Thirteen years ago, Chris McPherson drunkenly declared his love for Joy Albright … right in front of her husband. Though her angry rejection still stings, Chris, now a successful Hollywood actor, has never forgotten his feelings for her. When he returns to Silverweed Falls to direct a summer Shakespeare play, he is thrilled—and a little apprehensive—to learn that Joy will be managing the play.
One year ago, Joy Albright’s marriage imploded in a public scandal when her husband was caught by the press with another woman. All she wants now is to avoid the limelight, but she can’t refuse the request of a dying friend to help save the local theatre group.
Reunited, sparks fly. Joy is desperate to avoid more gossip. Chris comes trailed by the tabloids. But neither of them can deny the temptation to act on their impulses.
 

I don't know what to say, on one hand, it was an okay read, and on the other hand there was nothing to it. The story begins thirteen years prior, where the reader gets to know what happened between Chris and Joy. After that, the story continues forward focusing more on the upcoming play and less in the relationship between the two main characters. The reader gets a few glimpses of the relationship here and there but the main focus is totally elsewhere. To me, it felt like that the story couldn't focus on both the play and the relationship at the same time, it was an either-or-situation.
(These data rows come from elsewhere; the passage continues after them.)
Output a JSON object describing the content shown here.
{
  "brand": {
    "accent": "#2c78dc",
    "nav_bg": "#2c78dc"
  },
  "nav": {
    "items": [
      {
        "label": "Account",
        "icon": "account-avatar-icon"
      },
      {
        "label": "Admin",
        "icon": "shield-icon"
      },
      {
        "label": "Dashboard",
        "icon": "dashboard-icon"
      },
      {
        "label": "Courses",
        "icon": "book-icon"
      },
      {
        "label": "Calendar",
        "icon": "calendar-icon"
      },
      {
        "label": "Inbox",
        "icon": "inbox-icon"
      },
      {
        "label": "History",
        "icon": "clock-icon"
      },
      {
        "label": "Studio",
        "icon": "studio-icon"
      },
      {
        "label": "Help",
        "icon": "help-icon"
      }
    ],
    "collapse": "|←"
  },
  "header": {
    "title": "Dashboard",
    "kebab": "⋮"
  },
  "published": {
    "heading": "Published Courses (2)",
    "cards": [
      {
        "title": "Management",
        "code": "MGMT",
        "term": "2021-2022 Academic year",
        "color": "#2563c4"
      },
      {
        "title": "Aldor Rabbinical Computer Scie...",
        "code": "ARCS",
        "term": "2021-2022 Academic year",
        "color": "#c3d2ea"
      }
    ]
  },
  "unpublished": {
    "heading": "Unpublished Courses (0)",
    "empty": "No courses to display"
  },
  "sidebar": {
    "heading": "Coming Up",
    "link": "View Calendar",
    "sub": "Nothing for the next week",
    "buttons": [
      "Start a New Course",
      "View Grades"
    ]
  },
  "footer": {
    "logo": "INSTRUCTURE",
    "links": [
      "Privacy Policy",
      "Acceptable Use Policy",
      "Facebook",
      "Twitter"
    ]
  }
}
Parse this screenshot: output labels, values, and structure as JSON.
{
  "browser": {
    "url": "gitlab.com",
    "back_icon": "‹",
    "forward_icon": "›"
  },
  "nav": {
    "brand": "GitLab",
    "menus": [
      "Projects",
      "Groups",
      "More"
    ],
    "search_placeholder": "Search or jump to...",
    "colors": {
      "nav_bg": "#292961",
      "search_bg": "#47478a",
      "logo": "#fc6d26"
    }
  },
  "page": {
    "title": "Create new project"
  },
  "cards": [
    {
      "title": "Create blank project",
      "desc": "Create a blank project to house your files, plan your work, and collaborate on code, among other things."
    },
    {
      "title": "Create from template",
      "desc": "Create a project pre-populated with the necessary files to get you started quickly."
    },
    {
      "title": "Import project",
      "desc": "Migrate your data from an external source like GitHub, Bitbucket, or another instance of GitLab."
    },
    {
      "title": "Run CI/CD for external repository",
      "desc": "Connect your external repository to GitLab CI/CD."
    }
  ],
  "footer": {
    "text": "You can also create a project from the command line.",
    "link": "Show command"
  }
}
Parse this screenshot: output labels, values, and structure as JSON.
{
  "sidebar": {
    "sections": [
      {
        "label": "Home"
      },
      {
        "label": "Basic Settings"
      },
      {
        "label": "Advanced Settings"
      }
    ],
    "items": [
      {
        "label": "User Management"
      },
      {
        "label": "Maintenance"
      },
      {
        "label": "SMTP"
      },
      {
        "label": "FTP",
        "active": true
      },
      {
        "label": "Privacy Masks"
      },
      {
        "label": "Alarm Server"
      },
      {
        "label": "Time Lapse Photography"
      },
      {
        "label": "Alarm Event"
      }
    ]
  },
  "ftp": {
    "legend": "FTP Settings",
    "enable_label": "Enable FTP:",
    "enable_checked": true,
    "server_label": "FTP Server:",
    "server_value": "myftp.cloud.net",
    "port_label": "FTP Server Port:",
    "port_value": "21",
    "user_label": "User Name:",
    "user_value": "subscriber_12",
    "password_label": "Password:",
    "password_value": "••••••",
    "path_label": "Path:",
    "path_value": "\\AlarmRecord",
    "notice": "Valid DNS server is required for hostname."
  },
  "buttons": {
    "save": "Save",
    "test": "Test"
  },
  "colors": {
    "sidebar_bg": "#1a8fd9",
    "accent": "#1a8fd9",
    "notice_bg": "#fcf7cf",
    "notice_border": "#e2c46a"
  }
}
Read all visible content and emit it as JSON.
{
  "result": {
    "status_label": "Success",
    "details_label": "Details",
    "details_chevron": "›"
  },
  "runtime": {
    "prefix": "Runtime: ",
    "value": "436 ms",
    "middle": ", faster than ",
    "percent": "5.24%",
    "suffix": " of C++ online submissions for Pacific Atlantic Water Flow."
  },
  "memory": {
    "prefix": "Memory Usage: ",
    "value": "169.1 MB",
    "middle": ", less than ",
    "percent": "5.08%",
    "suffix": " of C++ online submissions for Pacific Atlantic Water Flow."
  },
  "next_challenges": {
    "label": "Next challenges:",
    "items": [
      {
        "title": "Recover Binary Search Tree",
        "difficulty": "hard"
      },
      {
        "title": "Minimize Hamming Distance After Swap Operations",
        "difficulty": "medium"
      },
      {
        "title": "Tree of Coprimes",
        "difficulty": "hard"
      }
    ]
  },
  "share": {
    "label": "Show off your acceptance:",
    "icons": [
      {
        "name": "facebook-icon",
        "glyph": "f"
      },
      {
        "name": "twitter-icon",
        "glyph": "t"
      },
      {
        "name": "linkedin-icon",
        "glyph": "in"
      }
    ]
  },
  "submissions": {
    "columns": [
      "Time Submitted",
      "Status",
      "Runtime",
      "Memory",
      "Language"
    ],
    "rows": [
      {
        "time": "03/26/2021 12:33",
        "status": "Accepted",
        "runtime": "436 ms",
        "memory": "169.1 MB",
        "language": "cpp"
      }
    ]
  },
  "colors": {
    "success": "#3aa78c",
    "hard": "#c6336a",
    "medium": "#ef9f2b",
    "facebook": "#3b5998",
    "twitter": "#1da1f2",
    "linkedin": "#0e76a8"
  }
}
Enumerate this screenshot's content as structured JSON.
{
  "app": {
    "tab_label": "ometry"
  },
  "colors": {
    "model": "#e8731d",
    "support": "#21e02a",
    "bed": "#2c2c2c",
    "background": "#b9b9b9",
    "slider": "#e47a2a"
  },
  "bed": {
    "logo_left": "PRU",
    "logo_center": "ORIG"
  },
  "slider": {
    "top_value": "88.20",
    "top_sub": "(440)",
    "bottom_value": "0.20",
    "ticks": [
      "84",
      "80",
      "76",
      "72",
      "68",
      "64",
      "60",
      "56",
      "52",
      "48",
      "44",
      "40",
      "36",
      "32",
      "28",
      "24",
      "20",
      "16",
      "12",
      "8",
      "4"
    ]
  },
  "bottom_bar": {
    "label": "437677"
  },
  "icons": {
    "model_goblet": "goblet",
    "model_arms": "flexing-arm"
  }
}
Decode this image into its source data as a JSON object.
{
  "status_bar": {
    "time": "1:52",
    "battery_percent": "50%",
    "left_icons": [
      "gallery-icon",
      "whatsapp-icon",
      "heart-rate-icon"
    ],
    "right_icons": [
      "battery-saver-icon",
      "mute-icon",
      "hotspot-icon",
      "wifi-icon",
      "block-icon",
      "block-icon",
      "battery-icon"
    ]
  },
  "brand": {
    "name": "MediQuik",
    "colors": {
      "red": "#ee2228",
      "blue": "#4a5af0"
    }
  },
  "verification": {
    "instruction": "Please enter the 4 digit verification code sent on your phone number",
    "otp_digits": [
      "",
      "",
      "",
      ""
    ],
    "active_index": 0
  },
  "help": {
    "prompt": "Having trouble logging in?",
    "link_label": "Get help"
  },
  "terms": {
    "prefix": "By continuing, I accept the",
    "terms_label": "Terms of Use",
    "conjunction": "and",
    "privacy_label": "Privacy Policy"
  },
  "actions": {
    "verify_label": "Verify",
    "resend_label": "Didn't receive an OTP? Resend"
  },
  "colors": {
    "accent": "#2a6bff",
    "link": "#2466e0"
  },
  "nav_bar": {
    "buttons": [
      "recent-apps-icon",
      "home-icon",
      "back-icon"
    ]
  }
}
What comes to the characters, their stories add up and they are well written when thought as individuals. When placed in the same scene the interaction sometimes comes off a bit stiff. And some of the stiffness is probably intended but most of it just stood out too much to be there for reason. Putting the stiffness aside, the characters were funny and complimented the story to a great extent.

This was quite fast to read even though the book is almost three hundred pages long and the plot moves with an even pace. Unfortunately, to me, some chapters acted more as fillers to lengthen the book and not as ways to deliver more information about the situation or to give the plot a shove forward.